Agora Tampa vive a contagem regressiva para a estreia no dia 23 de novembro, contra o Irã. Ela vive um misto de ansiedade e a consciência de estar fazendo parte de algo histórico. Sobre o grupo, a atleta destaca a sinergia e a entrega. “Tenho certeza que esse grupo vai dar mais que 100%. É um sonho que a gente divide. Se cada uma colocar o que sabe, vai ser muito difícil não conquistar. Temos uma seleção forte, unida, dedicada. Coragem, força e vontade de colocar o nosso nome na história não vão faltar.”

Ao lado de Débora Vanin, amiga desde os 16 anos quando foi para Chapecó, ela vai realizar o sonho que as duas tanto esperavam. “É uma sensação de alegria de estar aqui representando meu país na primeira Copa do Mundo FIFA. O frio na barriga existe. Queremos entrar logo em quadra, cantar o hino, dar o primeiro passe. É algo que esperamos há muito tempo.”

LEGADO PARA PRÓXIMAS GERAÇÕES

Tampa também projeta o impacto que a primeira Copa do Mundo Feminina de Futsal pode gerar para a modalidade no Brasil. Para ela, o torneio tem potencial para transformar a realidade das próximas atletas. Ela reconhece que representa mulheres que lutaram para que o futsal feminino chegasse onde está. “A gente já viveu muita coisa e eu espero que as novas gerações tenham ainda mais do que temos hoje. Que encontrem competições mais organizadas, mais valorização e um calendário com mais torneios, para que possam viver de fato aquilo que nós lutamos tanto para construir.”
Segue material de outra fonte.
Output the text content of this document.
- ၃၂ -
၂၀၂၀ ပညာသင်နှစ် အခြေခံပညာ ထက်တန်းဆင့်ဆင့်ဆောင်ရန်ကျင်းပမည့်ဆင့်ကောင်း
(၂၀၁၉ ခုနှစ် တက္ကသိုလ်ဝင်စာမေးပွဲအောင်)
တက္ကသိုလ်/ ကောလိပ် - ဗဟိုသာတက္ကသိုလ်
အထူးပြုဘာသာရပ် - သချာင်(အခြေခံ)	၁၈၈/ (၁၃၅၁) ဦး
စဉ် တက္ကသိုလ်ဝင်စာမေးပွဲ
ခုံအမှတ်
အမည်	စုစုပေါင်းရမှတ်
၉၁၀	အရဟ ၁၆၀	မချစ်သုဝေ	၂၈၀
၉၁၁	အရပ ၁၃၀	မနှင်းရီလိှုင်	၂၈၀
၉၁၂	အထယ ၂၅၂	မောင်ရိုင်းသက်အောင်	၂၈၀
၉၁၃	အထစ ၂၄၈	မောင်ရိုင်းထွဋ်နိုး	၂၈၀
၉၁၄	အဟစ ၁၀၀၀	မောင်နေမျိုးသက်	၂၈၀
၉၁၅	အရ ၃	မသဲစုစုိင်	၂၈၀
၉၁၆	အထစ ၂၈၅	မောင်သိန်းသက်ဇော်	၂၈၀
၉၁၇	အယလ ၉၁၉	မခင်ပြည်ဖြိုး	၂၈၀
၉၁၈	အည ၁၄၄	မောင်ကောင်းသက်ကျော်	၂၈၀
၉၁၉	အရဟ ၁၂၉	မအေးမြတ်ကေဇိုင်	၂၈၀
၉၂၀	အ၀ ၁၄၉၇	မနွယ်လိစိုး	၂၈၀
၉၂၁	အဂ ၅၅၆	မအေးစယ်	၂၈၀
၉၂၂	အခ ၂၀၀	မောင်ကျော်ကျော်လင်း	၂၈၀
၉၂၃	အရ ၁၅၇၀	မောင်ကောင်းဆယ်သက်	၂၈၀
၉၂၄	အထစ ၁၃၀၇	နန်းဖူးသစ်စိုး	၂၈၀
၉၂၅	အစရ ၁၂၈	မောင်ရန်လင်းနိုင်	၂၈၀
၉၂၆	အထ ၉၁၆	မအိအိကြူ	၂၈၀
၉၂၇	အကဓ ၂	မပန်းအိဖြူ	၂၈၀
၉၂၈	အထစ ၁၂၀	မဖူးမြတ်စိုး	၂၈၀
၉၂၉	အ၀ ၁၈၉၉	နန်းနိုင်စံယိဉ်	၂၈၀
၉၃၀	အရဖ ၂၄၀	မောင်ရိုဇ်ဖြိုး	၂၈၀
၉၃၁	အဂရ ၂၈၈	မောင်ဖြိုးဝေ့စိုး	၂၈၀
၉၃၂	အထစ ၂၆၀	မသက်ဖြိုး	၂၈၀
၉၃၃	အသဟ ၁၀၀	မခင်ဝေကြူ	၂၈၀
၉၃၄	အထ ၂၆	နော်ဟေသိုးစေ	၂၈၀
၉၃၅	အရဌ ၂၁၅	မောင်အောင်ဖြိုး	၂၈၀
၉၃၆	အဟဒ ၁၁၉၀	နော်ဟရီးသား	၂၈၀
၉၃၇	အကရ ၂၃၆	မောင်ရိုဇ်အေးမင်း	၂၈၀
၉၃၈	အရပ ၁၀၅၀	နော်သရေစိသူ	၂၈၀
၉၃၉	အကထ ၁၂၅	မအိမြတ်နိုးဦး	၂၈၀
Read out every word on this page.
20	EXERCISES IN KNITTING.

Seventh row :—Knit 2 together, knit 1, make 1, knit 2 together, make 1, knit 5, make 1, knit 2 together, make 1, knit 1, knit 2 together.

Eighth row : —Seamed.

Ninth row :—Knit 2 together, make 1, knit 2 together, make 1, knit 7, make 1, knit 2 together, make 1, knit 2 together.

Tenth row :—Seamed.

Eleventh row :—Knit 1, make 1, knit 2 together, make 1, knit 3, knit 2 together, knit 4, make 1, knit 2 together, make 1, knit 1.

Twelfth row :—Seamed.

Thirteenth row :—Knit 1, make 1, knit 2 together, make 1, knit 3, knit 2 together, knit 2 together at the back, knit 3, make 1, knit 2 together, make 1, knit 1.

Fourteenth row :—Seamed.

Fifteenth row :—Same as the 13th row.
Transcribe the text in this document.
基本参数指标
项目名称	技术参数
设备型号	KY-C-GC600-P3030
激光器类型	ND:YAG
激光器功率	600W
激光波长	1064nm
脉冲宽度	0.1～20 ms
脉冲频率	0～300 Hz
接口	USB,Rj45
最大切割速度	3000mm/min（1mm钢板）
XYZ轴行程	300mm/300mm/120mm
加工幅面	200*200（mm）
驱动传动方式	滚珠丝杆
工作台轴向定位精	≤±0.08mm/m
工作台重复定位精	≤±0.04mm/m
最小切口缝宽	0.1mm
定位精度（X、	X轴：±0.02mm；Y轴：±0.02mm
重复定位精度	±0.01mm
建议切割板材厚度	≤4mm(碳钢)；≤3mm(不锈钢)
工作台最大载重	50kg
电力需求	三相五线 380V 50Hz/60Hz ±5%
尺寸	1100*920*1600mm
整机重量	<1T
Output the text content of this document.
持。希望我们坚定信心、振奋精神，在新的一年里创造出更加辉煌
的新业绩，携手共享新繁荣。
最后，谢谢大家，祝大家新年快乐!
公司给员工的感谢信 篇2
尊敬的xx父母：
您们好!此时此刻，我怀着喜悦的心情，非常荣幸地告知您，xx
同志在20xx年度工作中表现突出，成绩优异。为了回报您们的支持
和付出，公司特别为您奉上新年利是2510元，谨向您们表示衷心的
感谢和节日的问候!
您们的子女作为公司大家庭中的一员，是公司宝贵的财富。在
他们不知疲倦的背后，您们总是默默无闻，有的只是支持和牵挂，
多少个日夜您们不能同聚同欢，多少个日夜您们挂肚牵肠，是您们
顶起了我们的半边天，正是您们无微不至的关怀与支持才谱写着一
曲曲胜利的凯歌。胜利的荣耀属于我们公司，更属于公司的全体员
Tampa acredita que a visibilidade trazida pela FIFA representa um divisor de águas. “Com essa primeira Copa do Mundo, o futsal tem muito a crescer. Estamos sendo vistas, e isso antes era muito difícil. Eu acho que essa Copa pode fazer o futsal feminino dar um salto.” Mas, além do futuro da modalidade, ela também pensa no presente. E o objetivo é claro. “Queremos entrar para a história como a primeira campeã mundial da FIFA. Temos coragem, força, união e muita vontade de vencer”, conclui.